Bangalore University invites NRN to lead college
Infosys chairman emeritus N R Narayana Murthy is being flooded
with job offers, and they include one from Bangalore University-to spearhead its
only engineering college to greater heights.
In an open letter to him, BU vice-chancellor N. Prabhu Dev invited him to “be the
chairman of the board of governors of University Visvesvaraya College of Engineering
and guide and transform it into a technological institute of excellence for the
centenary year of the college - 2017".
The invite comes after NRN’s recent comments on falling standards of the Indian
Institutes of Technology. "It is great to see that a statesman like you call a spade
a spade when you said about the quality in our most venerable institutions like
the IITs have declined. It has stirred a lot of emotions, self reflections and also
a sense of deja. You have been candid. People expect that what you say is what you
mean. It is fortunate that you have chosen to comment on the status of the technical
education at our most respected IITs. When you comment, surely there will be some
remedy that you are thinking about. I am certain that you have a plan of action
to bring IITs on the global platform," Prabhu Dev wrote.

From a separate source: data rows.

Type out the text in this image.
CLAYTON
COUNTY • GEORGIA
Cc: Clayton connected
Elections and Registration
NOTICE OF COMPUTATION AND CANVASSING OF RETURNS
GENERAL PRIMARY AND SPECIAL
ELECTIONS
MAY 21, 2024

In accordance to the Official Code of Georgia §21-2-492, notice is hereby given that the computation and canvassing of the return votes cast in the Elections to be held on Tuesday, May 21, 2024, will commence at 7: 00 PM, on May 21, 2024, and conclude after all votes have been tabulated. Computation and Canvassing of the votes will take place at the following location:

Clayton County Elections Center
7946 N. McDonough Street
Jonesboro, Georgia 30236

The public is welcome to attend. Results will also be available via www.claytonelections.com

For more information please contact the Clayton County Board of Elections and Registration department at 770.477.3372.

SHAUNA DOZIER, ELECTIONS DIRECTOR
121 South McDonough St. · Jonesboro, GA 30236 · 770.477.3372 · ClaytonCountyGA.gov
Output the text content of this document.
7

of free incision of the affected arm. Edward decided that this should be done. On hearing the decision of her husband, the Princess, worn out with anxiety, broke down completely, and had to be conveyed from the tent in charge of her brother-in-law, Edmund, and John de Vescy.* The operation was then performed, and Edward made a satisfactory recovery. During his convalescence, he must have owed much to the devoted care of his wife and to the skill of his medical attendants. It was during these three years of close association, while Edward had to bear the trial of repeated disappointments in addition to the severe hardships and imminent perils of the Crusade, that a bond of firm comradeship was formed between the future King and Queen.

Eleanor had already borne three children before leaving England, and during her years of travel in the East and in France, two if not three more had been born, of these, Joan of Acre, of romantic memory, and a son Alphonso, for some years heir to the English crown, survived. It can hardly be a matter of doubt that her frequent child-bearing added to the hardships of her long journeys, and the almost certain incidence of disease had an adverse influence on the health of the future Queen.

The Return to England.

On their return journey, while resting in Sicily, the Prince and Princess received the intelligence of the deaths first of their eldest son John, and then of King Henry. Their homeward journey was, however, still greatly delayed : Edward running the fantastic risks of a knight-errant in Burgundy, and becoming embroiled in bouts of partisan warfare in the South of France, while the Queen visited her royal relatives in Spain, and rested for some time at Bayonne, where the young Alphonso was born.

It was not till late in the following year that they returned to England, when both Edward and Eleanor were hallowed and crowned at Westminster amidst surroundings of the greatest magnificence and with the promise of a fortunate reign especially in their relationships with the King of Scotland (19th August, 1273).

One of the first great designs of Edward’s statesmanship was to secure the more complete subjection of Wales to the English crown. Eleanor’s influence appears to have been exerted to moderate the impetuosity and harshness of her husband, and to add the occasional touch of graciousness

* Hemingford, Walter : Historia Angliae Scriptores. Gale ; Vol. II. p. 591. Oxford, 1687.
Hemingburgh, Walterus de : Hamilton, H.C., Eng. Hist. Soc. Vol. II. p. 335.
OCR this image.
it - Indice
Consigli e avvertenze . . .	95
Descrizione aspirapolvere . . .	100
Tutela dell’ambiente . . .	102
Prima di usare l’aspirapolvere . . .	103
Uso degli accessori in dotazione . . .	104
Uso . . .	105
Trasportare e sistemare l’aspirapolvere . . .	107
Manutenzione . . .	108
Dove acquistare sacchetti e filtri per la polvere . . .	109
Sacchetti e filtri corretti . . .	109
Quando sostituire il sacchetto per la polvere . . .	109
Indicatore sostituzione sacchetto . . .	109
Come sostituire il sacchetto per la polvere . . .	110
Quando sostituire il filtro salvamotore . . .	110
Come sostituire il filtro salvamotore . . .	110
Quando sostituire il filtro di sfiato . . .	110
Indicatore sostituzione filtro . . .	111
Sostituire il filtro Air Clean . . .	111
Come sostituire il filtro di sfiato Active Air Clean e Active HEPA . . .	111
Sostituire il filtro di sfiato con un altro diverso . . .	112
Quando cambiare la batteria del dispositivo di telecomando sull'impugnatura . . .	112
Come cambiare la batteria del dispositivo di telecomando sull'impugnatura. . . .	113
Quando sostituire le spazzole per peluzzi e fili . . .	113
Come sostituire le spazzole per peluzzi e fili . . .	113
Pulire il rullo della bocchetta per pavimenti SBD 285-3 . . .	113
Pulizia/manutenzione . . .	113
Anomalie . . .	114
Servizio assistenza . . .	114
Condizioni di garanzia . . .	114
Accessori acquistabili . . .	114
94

He went on: "The Roorkee experiment of making it an IIT has proved to be a good
one and got well integrated into the IIT system. Similarly the UVCE fits the bill.
With your undivided attention, UVCE will be better than the IITs and perhaps become
a benchmark in global technical education quality." Earlier, Prabhu Dev had invited
Mohandas Pai to cochair the Bengaluru School of Economics, a research centre on
lines of the Delhi School of Economics. Pai had resigned from Infosys and accepted
the invitation. The centre is expected to open next year.
NRN: Have no presidential ambition
Infosys chairman emeritus N. R. Narayana Murthy told TOI on Thursday that he had no
presidential aspirations. When asked about the TV statement attributed to him becoming
the President, he said it was mere speculation and anyways it was decided by others
and not by him. When pressed further and asked by the television channel whether
he would agree to the post if there was a broad political consensus with everybody
wanting him to accept that position, he replied that "it would be an honour".